Traders can’t get enough of biotech shares, whose advance this week has made them the top performers among U.S. equities in June.
Up almost 7 percent in three days, the iShares Nasdaq Biotechnology exchange-traded fund has been the site of frenzied options trading, with more than 41,000 contracts changing hands on Tuesday alone. Almost three calls have traded for every put that bets on a decline. A ratio that lopsided was last seen in July 2005, data compiled by Bloomberg show.
Call volume on the $8.6 billion fund was three times the 20-day average on 10:30 a.m. Wednesday.
Clinical breakthroughs and easing political pressure fuel investor appetite for biotech stocks that plunged the most in the S&P 500 Index last year amid concern over industry regulation and drug pricing.
After threatening to give government more negotiating power over drug costs and accusing manufacturers of “getting away with murder,” President Donald Trump is expected to settle for an executive order that will be “constructive” and supported by the industry, according to Goldman Sachs Group Inc. health-care analysts.
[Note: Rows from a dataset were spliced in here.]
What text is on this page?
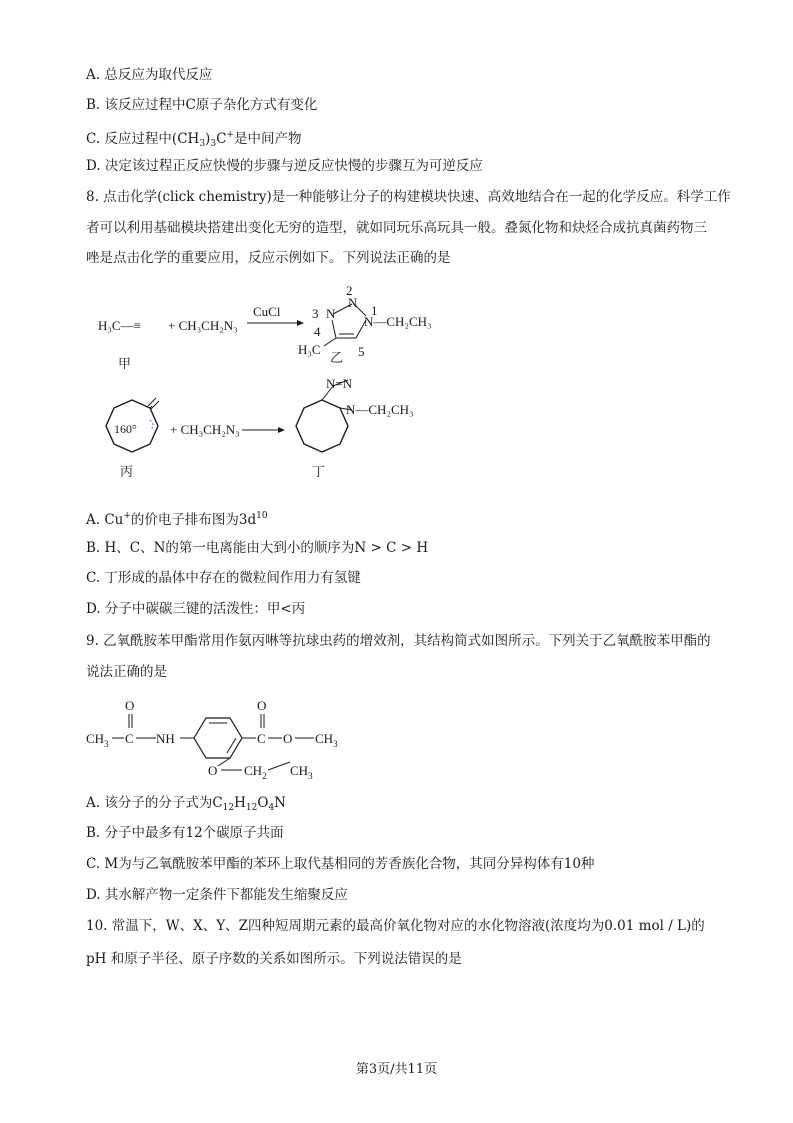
A. 总反应为取代反应
B. 该反应过程中C原子杂化方式有变化
C. 反应过程中$(CH_3)_3C^+$是中间产物
D. 决定该过程正反应快慢的步骤与逆反应快慢的步骤互为可逆反应
8. 点击化学(click chemistry)是一种能够让分子的构建模块快速、高效地结合在一起的化学反应。科学工作
者可以利用基础模块搭建出变化无穷的造型，就如同玩乐高玩具一般。叠氮化物和炔烃合成抗真菌药物三
唑是点击化学的重要应用，反应示例如下。下列说法正确的是
H₃C—≡ + CH₃CH₂N₃
CuCl 3 N
2
N
1
N—CH₂CH₃
4
H₃C	5
乙
甲
160°	+ CH₃CH₂N₃
N=N
N—CH₂CH₃
丙	丁
A. Cu+的价电子排布图为$3d^{10}$
B. H、C、N的第一电离能由大到小的顺序为N > C > H
C. 丁形成的晶体中存在的微粒间作用力有氢键
D. 分子中碳碳三键的活泼性：甲<丙
9. 乙氧酰胺苯甲酯常用作氨丙啉等抗球虫药的增效剂，其结构简式如图所示。下列关于乙氧酰胺苯甲酯的
说法正确的是
$CH_3$ C
O
NH	C
O
O $CH_3$
O $CH_2$ $CH_3$
A. 该分子的分子式为$C_{12}H_{12}O_4N$
B. 分子中最多有12个碳原子共面
C. M为与乙氧酰胺苯甲酯的苯环上取代基相同的芳香族化合物，其同分异构体有10种
D. 其水解产物一定条件下都能发生缩聚反应
10. 常温下，W、X、Y、Z四种短周期元素的最高价氧化物对应的水化物溶液(浓度均为0.01 mol / L)的
pH 和原子半径、原子序数的关系如图所示。下列说法错误的是
第3页/共11页
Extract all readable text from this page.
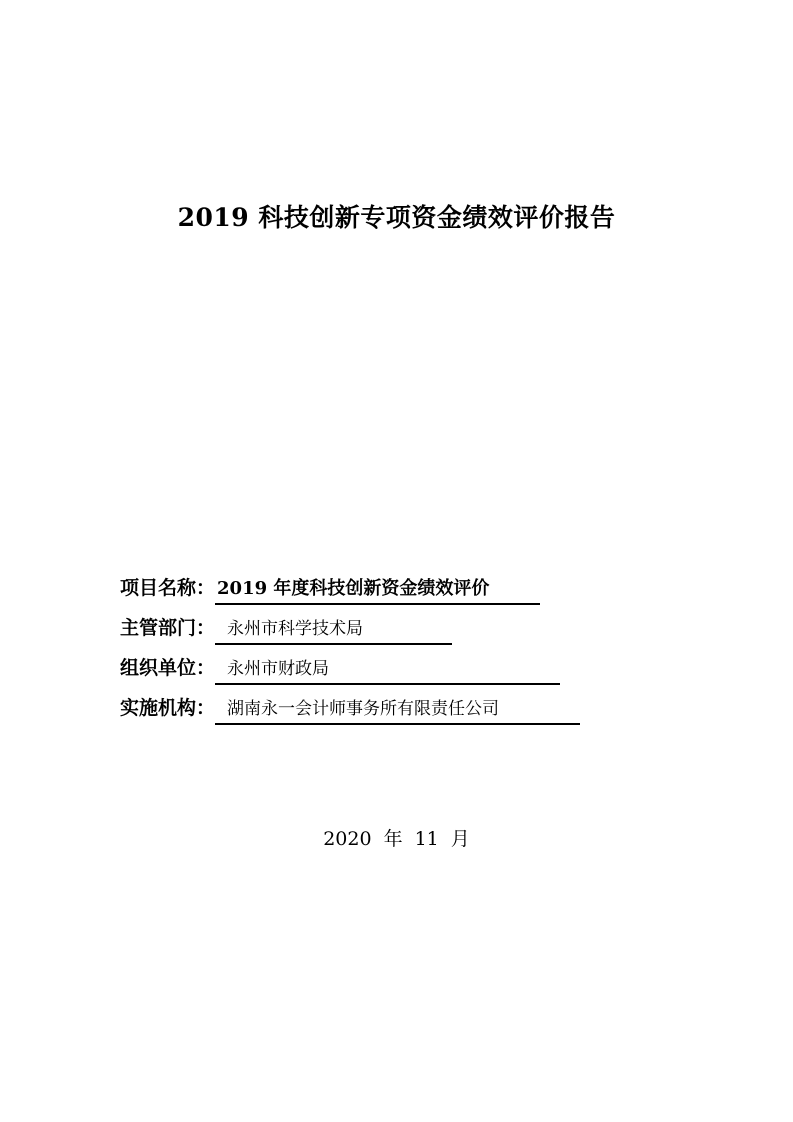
2019 科技创新专项资金绩效评价报告
项目名称： 2019 年度科技创新资金绩效评价
主管部门： 永州市科学技术局
组织单位： 永州市财政局
实施机构： 湖南永一会计师事务所有限责任公司
2020 年 11 月
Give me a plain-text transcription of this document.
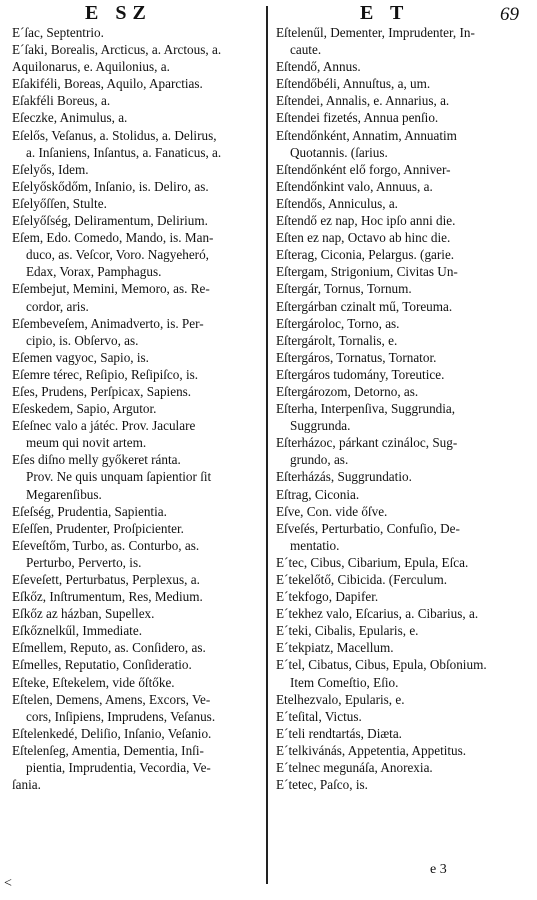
E SZ	E T	69
E´ſac, Septentrio.
E´ſaki, Borealis, Arcticus, a. Arctous, a.
Aquilonarus, e. Aquilonius, a.
Eſakiféli, Boreas, Aquilo, Aparctias.
Eſakféli Boreus, a.
Eſeczke, Animulus, a.
Eſelős, Veſanus, a. Stolidus, a. Delirus,
a. Inſaniens, Inſantus, a. Fanaticus, a.
Eſelyős, Idem.
Eſelyőskődőm, Inſanio, is. Deliro, as.
Eſelyőſſen, Stulte.
Eſelyőſség, Deliramentum, Delirium.
Eſem, Edo. Comedo, Mando, is. Man-
duco, as. Veſcor, Voro. Nagyeheró,
Edax, Vorax, Pamphagus.
Eſembejut, Memini, Memoro, as. Re-
cordor, aris.
Eſembeveſem, Animadverto, is. Per-
cipio, is. Obſervo, as.
Eſemen vagyoc, Sapio, is.
Eſemre térec, Reſipio, Reſipiſco, is.
Eſes, Prudens, Perſpicax, Sapiens.
Eſeskedem, Sapio, Argutor.
Eſeſnec valo a játéc. Prov. Jaculare
meum qui novit artem.
Eſes diſno melly győkeret ránta.
Prov. Ne quis unquam ſapientior ſit
Megarenſibus.
Eſeſség, Prudentia, Sapientia.
Eſeſſen, Prudenter, Proſpicienter.
Eſeveſtőm, Turbo, as. Conturbo, as.
Perturbo, Perverto, is.
Eſeveſett, Perturbatus, Perplexus, a.
Eſkőz, Inſtrumentum, Res, Medium.
Eſkőz az házban, Supellex.
Eſkőznelkűl, Immediate.
Eſmellem, Reputo, as. Conſidero, as.
Eſmelles, Reputatio, Conſideratio.
Eſteke, Eſtekelem, vide őſtőke.
Eſtelen, Demens, Amens, Excors, Ve-
cors, Inſipiens, Imprudens, Veſanus.
Eſtelenkedé, Deliſio, Inſanio, Veſanio.
Eſtelenſeg, Amentia, Dementia, Inſi-
pientia, Imprudentia, Vecordia, Ve-
ſania.
Eſtelenűl, Dementer, Imprudenter, In-
caute.
Eſtendő, Annus.
Eſtendőbéli, Annuſtus, a, um.
Eſtendei, Annalis, e. Annarius, a.
Eſtendei fizetés, Annua penſio.
Eſtendőnként, Annatim, Annuatim
Quotannis. (ſarius.
Eſtendőnként elő forgo, Anniver-
Eſtendőnkint valo, Annuus, a.
Eſtendős, Anniculus, a.
Eſtendő ez nap, Hoc ipſo anni die.
Eſten ez nap, Octavo ab hinc die.
Eſterag, Ciconia, Pelargus. (garie.
Eſtergam, Strigonium, Civitas Un-
Eſtergár, Tornus, Tornum.
Eſtergárban czinalt mű, Toreuma.
Eſtergároloc, Torno, as.
Eſtergárolt, Tornalis, e.
Eſtergáros, Tornatus, Tornator.
Eſtergáros tudomány, Toreutice.
Eſtergározom, Detorno, as.
Eſterha, Interpenſiva, Suggrundia,
Suggrunda.
Eſterházoc, párkant czináloc, Sug-
grundo, as.
Eſterházás, Suggrundatio.
Eſtrag, Ciconia.
Eſve, Con. vide őſve.
Eſveſés, Perturbatio, Confuſio, De-
mentatio.
E´tec, Cibus, Cibarium, Epula, Eſca.
E´tekelőtő, Cibicida. (Ferculum.
E´tekfogo, Dapifer.
E´tekhez valo, Eſcarius, a. Cibarius, a.
E´teki, Cibalis, Epularis, e.
E´tekpiatz, Macellum.
E´tel, Cibatus, Cibus, Epula, Obſonium.
Item Comeſtio, Eſio.
Etelhezvalo, Epularis, e.
E´teſital, Victus.
E´teli rendtartás, Diæta.
E´telkivánás, Appetentia, Appetitus.
E´telnec megunáſa, Anorexia.
E´tetec, Paſco, is.
e 3
<
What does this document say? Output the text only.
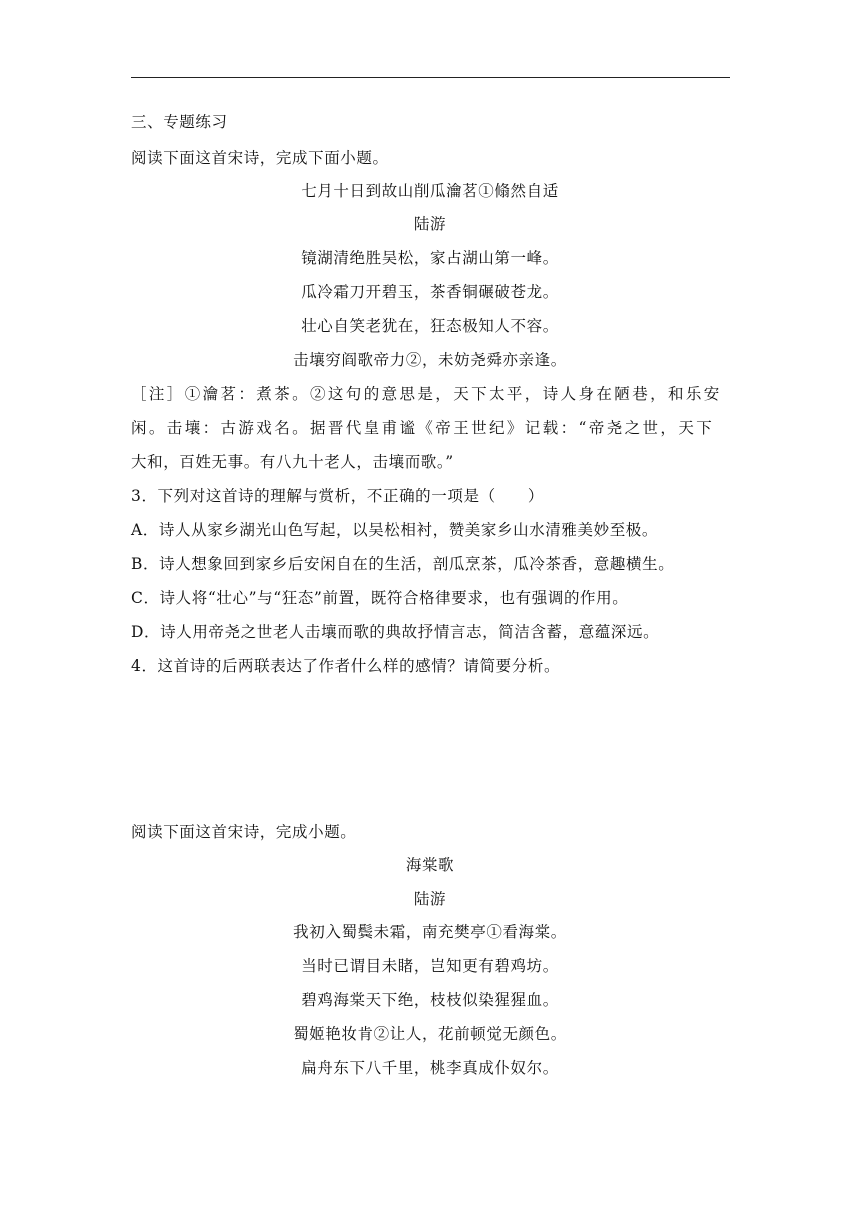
三、专题练习
阅读下面这首宋诗，完成下面小题。
七月十日到故山削瓜瀹茗①翛然自适
陆游
镜湖清绝胜吴松，家占湖山第一峰。
瓜冷霜刀开碧玉，茶香铜碾破苍龙。
壮心自笑老犹在，狂态极知人不容。
击壤穷阎歌帝力②，未妨尧舜亦亲逢。
［注］①瀹茗：煮茶。②这句的意思是，天下太平，诗人身在陋巷，和乐安
闲。击壤：古游戏名。据晋代皇甫谧《帝王世纪》记载：“帝尧之世，天下
大和，百姓无事。有八九十老人，击壤而歌。”
3．下列对这首诗的理解与赏析，不正确的一项是（　　）
A．诗人从家乡湖光山色写起，以吴松相衬，赞美家乡山水清雅美妙至极。
B．诗人想象回到家乡后安闲自在的生活，剖瓜烹茶，瓜冷茶香，意趣横生。
C．诗人将“壮心”与“狂态”前置，既符合格律要求，也有强调的作用。
D．诗人用帝尧之世老人击壤而歌的典故抒情言志，简洁含蓄，意蕴深远。
4．这首诗的后两联表达了作者什么样的感情？请简要分析。
阅读下面这首宋诗，完成小题。
海棠歌
陆游
我初入蜀鬓未霜，南充樊亭①看海棠。
当时已谓目未睹，岂知更有碧鸡坊。
碧鸡海棠天下绝，枝枝似染猩猩血。
蜀姬艳妆肯②让人，花前顿觉无颜色。
扁舟东下八千里，桃李真成仆奴尔。
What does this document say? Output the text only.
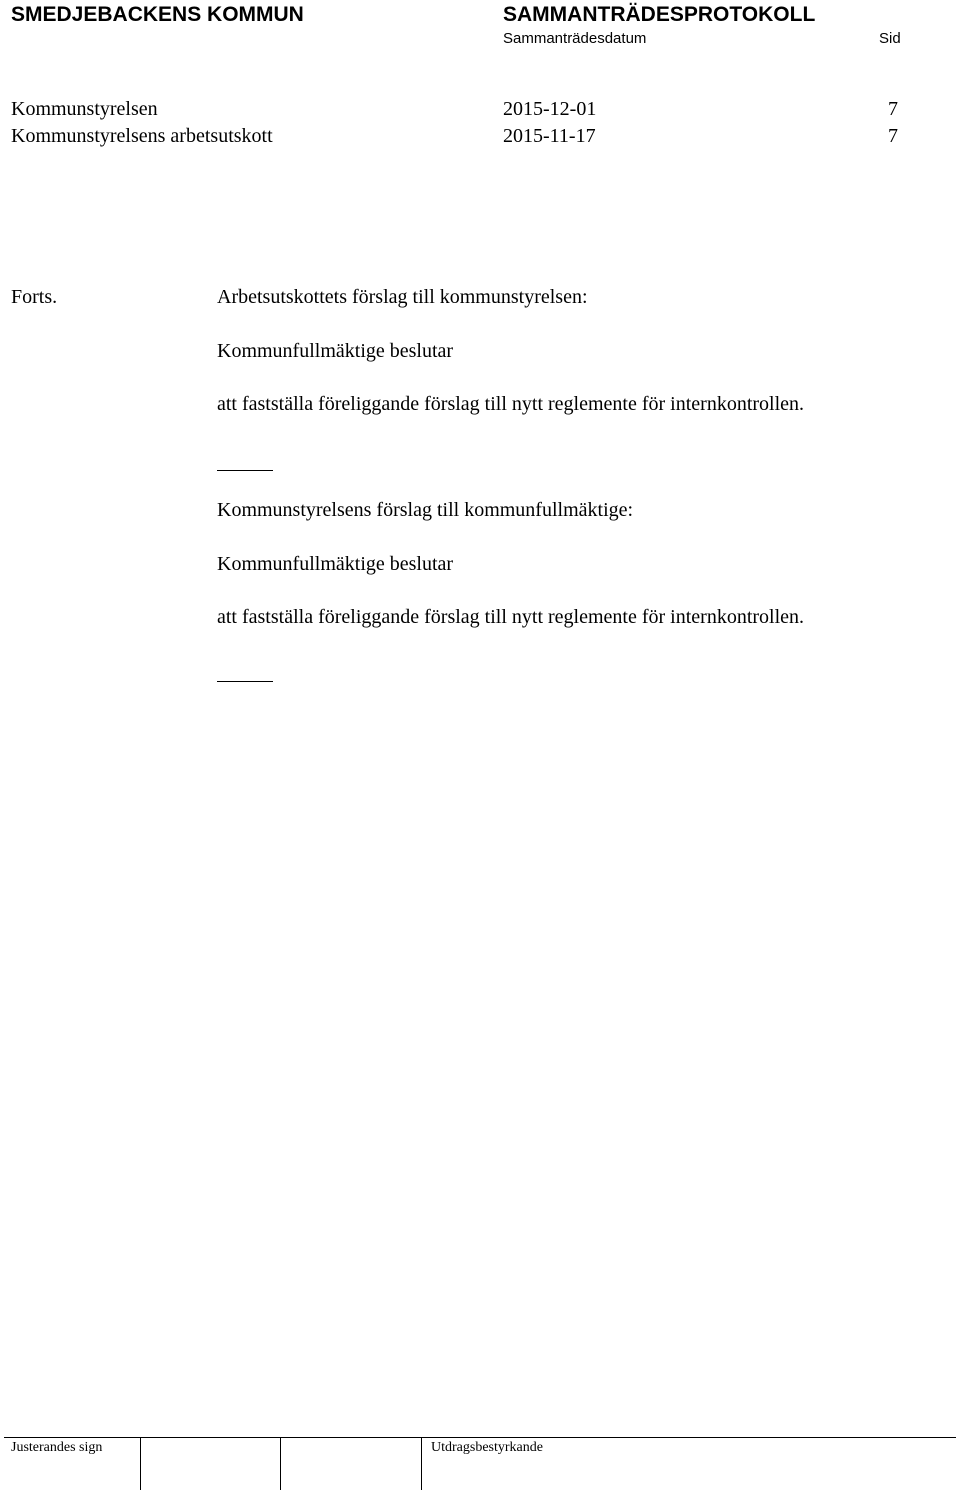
SMEDJEBACKENS KOMMUN	SAMMANTRÄDESPROTOKOLL
Sammanträdesdatum	Sid
Kommunstyrelsen	2015-12-01	7
Kommunstyrelsens arbetsutskott	2015-11-17	7
Forts.	Arbetsutskottets förslag till kommunstyrelsen:
Kommunfullmäktige beslutar
att fastställa föreliggande förslag till nytt reglemente för internkontrollen.
Kommunstyrelsens förslag till kommunfullmäktige:
Kommunfullmäktige beslutar
att fastställa föreliggande förslag till nytt reglemente för internkontrollen.
Justerandes sign	Utdragsbestyrkande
Hopes are also high that deal activity will also pick up after a few small and midcap firms including Clovis Oncology Inc. released promising data on new therapies. More transactions could help biotech giants such as Gilead Sciences Inc. boost growth at a time when sales are slowing.
It’s not just biotech shares that are rallying. Health-care stocks in general have been the best performers this quarter. A 6.7 percent rally has taken away most of their valuation discount to the S&P 500 Index The stocks trade at an average 16.4 times projected 12-month earnings, compared with 17.7 for the benchmark, the narrowest discount in more than 10 months.
And the sector may have more room to run, according to Miller Tabak & Co. equity strategist Matt Maley. As investors rotate out of technology stocks, they’re continuing to turn more defensive areas, including health care and utilities, he said.
“As things get a little expensive, it’s usually more nerve-wrecking for investors when it’s growth stocks getting expensive than defensive stocks,” Maley said by phone. “There is a potential for a further advance in biotech and health-care stocks in general.”